Twitter Blue Subscribers Might Soon Be A...

Twitter Blue Subscribers Might Soon Be Able To Hide Their Checkmarks

Twitter Blue Subscribers Might Soon Be Able To Hide Their Checkmarks

Mar 26, 2023 02:34 AM John Wick

Twitter Blue subscribers who don’t want their checkmark to advertise to the world that they paid $8 for it, may soon be able to hide it from their profile.

Alessandro Paluzzi, a mobile developer and leaker, claims, claims to have noticed Twitter testing an option to hide the Blue checkmark on profiles. As his screengrab of the in-development feature shows, one of the options reads: “Show or hide your blue checkmark on your profile.”

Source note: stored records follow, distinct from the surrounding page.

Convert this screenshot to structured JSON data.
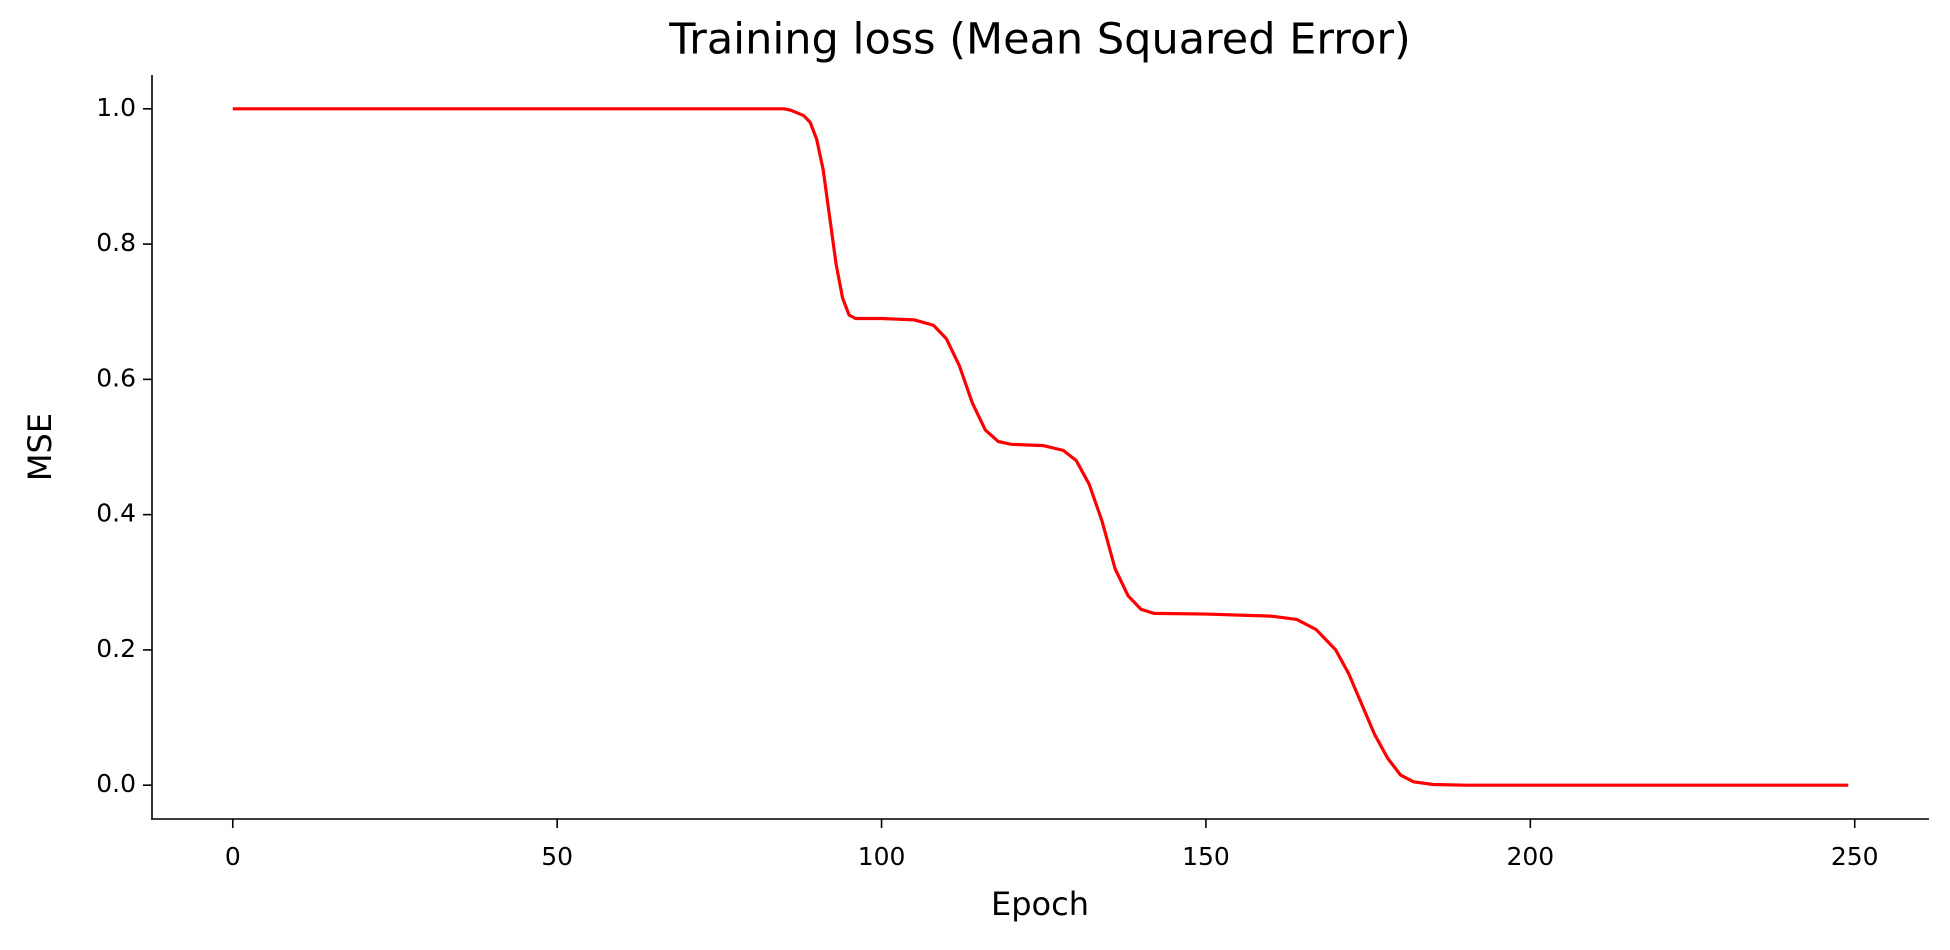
{
  "chart_data": {
    "type": "line",
    "title": "Training loss (Mean Squared Error)",
    "x_label": "Epoch",
    "y_label": "MSE",
    "color": "#ff0000",
    "x": [
      0,
      20,
      40,
      60,
      80,
      85,
      86,
      88,
      89,
      90,
      91,
      92,
      93,
      94,
      95,
      96,
      100,
      105,
      108,
      110,
      112,
      114,
      116,
      118,
      120,
      125,
      128,
      130,
      132,
      134,
      136,
      138,
      140,
      142,
      150,
      160,
      164,
      167,
      170,
      172,
      174,
      176,
      178,
      180,
      182,
      185,
      190,
      220,
      249
    ],
    "values": [
      1.0,
      1.0,
      1.0,
      1.0,
      1.0,
      1.0,
      0.998,
      0.99,
      0.98,
      0.955,
      0.91,
      0.84,
      0.77,
      0.72,
      0.695,
      0.69,
      0.69,
      0.688,
      0.68,
      0.66,
      0.62,
      0.565,
      0.525,
      0.508,
      0.504,
      0.502,
      0.495,
      0.48,
      0.445,
      0.39,
      0.32,
      0.28,
      0.26,
      0.254,
      0.253,
      0.25,
      0.245,
      0.23,
      0.2,
      0.165,
      0.12,
      0.075,
      0.04,
      0.015,
      0.005,
      0.001,
      0,
      0,
      0
    ],
    "xlim": [
      -12.45,
      261.45
    ],
    "ylim": [
      -0.05,
      1.05
    ],
    "xticks": [
      0,
      50,
      100,
      150,
      200,
      250
    ],
    "yticks": [
      {
        "value": 0,
        "label": "0.0"
      },
      0.2,
      0.4,
      0.6,
      0.8,
      {
        "value": 1,
        "label": "1.0"
      }
    ],
    "grid": false
  }
}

Since it became possible to pay for a checkmark, profiles with it have become targeted by abuse by users who mock them for being a Musk fanboy or parting with $8 a month.

As The Verge notes, antipathy to Twitter Blue is so widespread that there are tools that allow people to block anyone who is a Blue subscriber. 

Twitter, which started replying to all press requests with a poop emoji last week, did not immediately respond to PCMag’s request for comment as to whether this would be rolled out.

All Twitter Blue subscribers must provide and verify their government ID to use the features, which include longer tweets of up to 4,000 characters, and two-factor SMS authentication—a feature it got rid of for standard users recently.

In another move, Twitter said it would begin removing legacy verified checkmarks on April 1st. Musk has not been shy in demonstrating his disdain for the checkmarks, calling them “corrupt” in November. The move means that post-April 1 anyone with a blue checkmark will most definitely have paid for it. It’s therefore not too much of a surprise that Twitter would be developing a feature that allows subscribers to hide their checkmark.

Twitter Blue hasn’t had the easiest of launches. In November, after a flood of new users hijacked the feature to impersonate celebrities and public figures including CEO Elon Musk, new Blue subscriptions were temporarily halted. Blue has reportedly attracted just 180,000 US and 290,000 worldwide subscribers in the two months after its November relaunch.